Ди глубоко вздохнула. Она хотела прекратить разговор. Хотела ограничиться уже сказанным, уйти, вспомнить о своей семье, подумать о своей чудесной дочке Люкке, дать себе немного времени, чтобы снова попытаться свыкнуться с мыслью о безнадежном безумии этого мира. Как она уже поступала не раз. Но вместо этого она спросила:

– Что было потом?

– Движения расплывчатых фигур. Выглядело как секс, но на самом деле не знаю.

– У Рейне была эрекция?

– Дико, но факт: я не знаю. Все происходило словно за ширмой.
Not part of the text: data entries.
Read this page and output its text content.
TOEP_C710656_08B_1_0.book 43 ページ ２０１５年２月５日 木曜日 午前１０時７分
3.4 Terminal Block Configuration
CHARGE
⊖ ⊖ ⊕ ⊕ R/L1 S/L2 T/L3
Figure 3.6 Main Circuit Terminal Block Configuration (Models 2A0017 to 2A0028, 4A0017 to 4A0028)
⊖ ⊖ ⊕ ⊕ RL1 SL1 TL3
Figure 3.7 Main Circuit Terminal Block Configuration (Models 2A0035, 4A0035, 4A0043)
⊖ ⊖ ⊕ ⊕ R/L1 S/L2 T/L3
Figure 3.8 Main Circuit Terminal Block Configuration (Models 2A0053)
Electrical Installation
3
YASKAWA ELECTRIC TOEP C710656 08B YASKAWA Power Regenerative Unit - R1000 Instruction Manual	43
– Но Йессика ведь должна была что-то говорить?

– Она ни разу не заговорила со мной. Она только указывала ему, что он должен со мной делать…

– Сексуальные действия?

– Нет. Вообще, я думаю, он импотент… Нет, она говорила ему, как он должен меня бить, я время от времени теряла сознание. Это было адски больно.

– Она приказывала ему бить вас?

– И как именно. Она уточняла как. Это я помню. Как-то раз я надолго отключилась. Я думала, что умираю. Помню, что выкрикнула имя Ритвы, имя Хосе Марии. Я порадовалась, что эти звуки последними сорвутся с моих губ в этой проклятой, грязной жизни. Это как-то примиряло со всем тем дерьмом, которое творилось вокруг.

– Но вы снова очнулись?

– Я очнулась от ощущения свободы, хотя бы ненадолго. Мне отвязали ноги и поднимали их вверх. Странно, но проделывала это всё она. А он занимался чем-то другим.
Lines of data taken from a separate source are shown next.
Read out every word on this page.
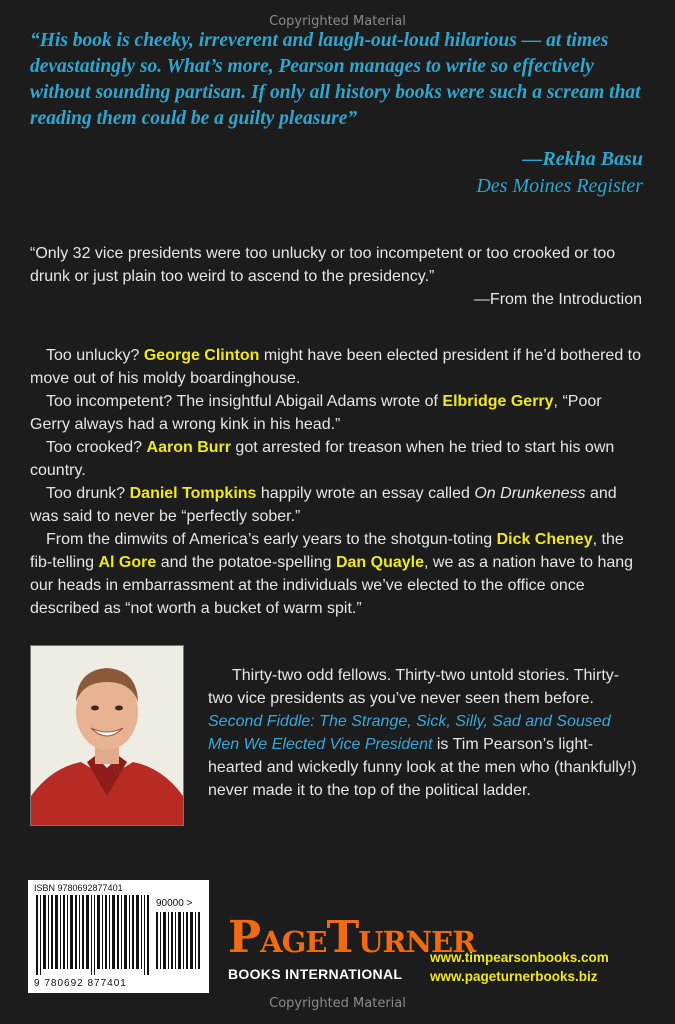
Copyrighted Material

“His book is cheeky, irreverent and laugh-out-loud hilarious — at times devastatingly so. What’s more, Pearson manages to write so effectively without sounding partisan. If only all history books were such a scream that reading them could be a guilty pleasure”

—Rekha Basu
Des Moines Register

“Only 32 vice presidents were too unlucky or too incompetent or too crooked or too drunk or just plain too weird to ascend to the presidency.”

—From the Introduction

Too unlucky? George Clinton might have been elected president if he’d bothered to move out of his moldy boardinghouse.

Too incompetent? The insightful Abigail Adams wrote of Elbridge Gerry, “Poor Gerry always had a wrong kink in his head.”

Too crooked? Aaron Burr got arrested for treason when he tried to start his own country.

Too drunk? Daniel Tompkins happily wrote an essay called On Drunkeness and was said to never be “perfectly sober.”

From the dimwits of America’s early years to the shotgun-toting Dick Cheney, the fib-telling Al Gore and the potatoe-spelling Dan Quayle, we as a nation have to hang our heads in embarrassment at the individuals we’ve elected to the office once described as “not worth a bucket of warm spit.”

Thirty-two odd fellows. Thirty-two untold stories. Thirty-two vice presidents as you’ve never seen them before. Second Fiddle: The Strange, Sick, Silly, Sad and Soused Men We Elected Vice President is Tim Pearson’s light-hearted and wickedly funny look at the men who (thankfully!) never made it to the top of the political ladder.

ISBN 9780692877401
90000 >
9 780692 877401
PAGETURNER
BOOKS INTERNATIONAL
www.timpearsonbooks.com
www.pageturnerbooks.biz
Copyrighted Material
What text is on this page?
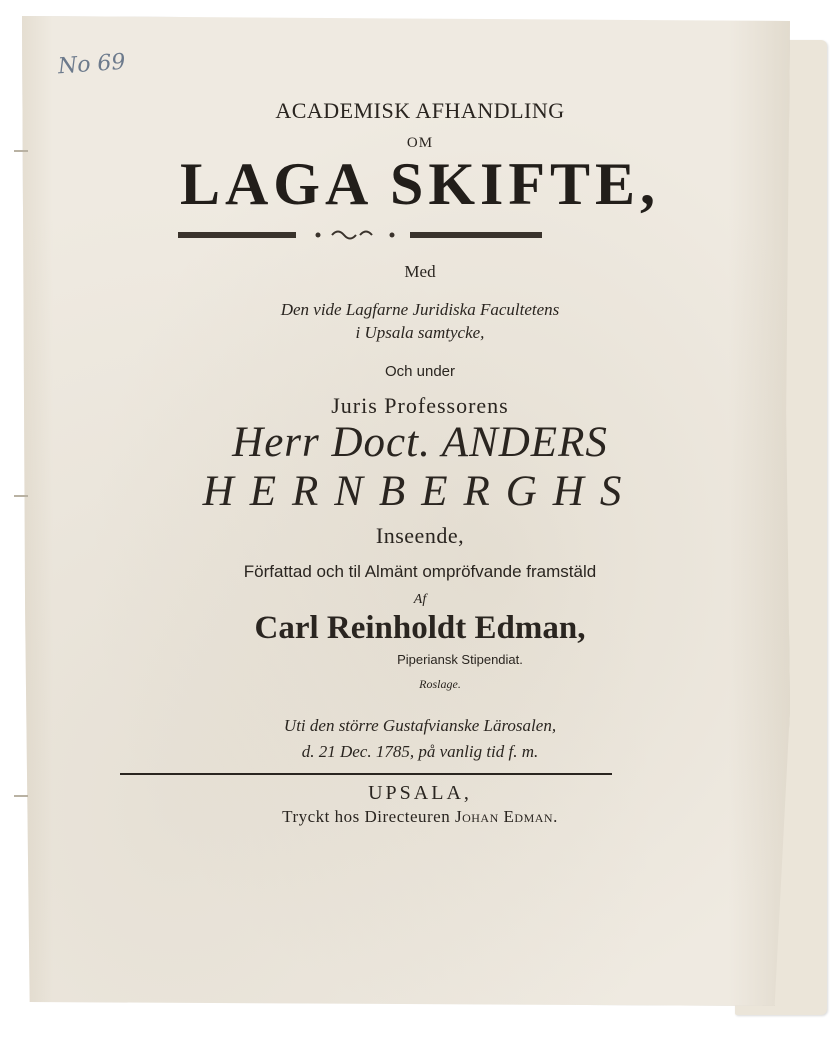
No 69
ACADEMISK AFHANDLING
OM
LAGA SKIFTE,
Med
Den vide Lagfarne Juridiska Facultetens
i Upsala samtycke,
Och under
Juris Professorens
Herr Doct. ANDERS
HERNBERGHS
Inseende,
Författad och til Almänt ompröfvande framstäld
Af
Carl Reinholdt Edman,
Piperiansk Stipendiat.
Roslage.
Uti den större Gustafvianske Lärosalen,
d. 21 Dec. 1785, på vanlig tid f. m.
UPSALA,
Tryckt hos Directeuren Johan Edman.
– Вам трудно об этом говорить?

– Обо всем трудно говорить. Он рисовал у меня на бедре ручкой.

– Так это он рисовал? Не она?

– Он. Только в эти мгновения он казался довольным. Но я понятия не имею, что он нарисовал.

– Четырехлистный клевер, – ответила Ди несколько удивленно. – А что потом?

– Она сказала что-то про нож. Он его достал, замахнулся на меня. Я увидела, как нож вонзается мне в руку. Боль пришла только через несколько секунд. В это время что-то происходило в темноте, я снова заметила движения. Я видела, как течет моя кровь. Я видела, как нож снова поднимается надо мной. Важно было увидеть, как он замахивается. Если выпадет еще шанс.

– Фарида, вы можете продолжить, когда соберетесь с силами, – сказала Ди, чувствуя, как дрожит ее лежащая на колене рука.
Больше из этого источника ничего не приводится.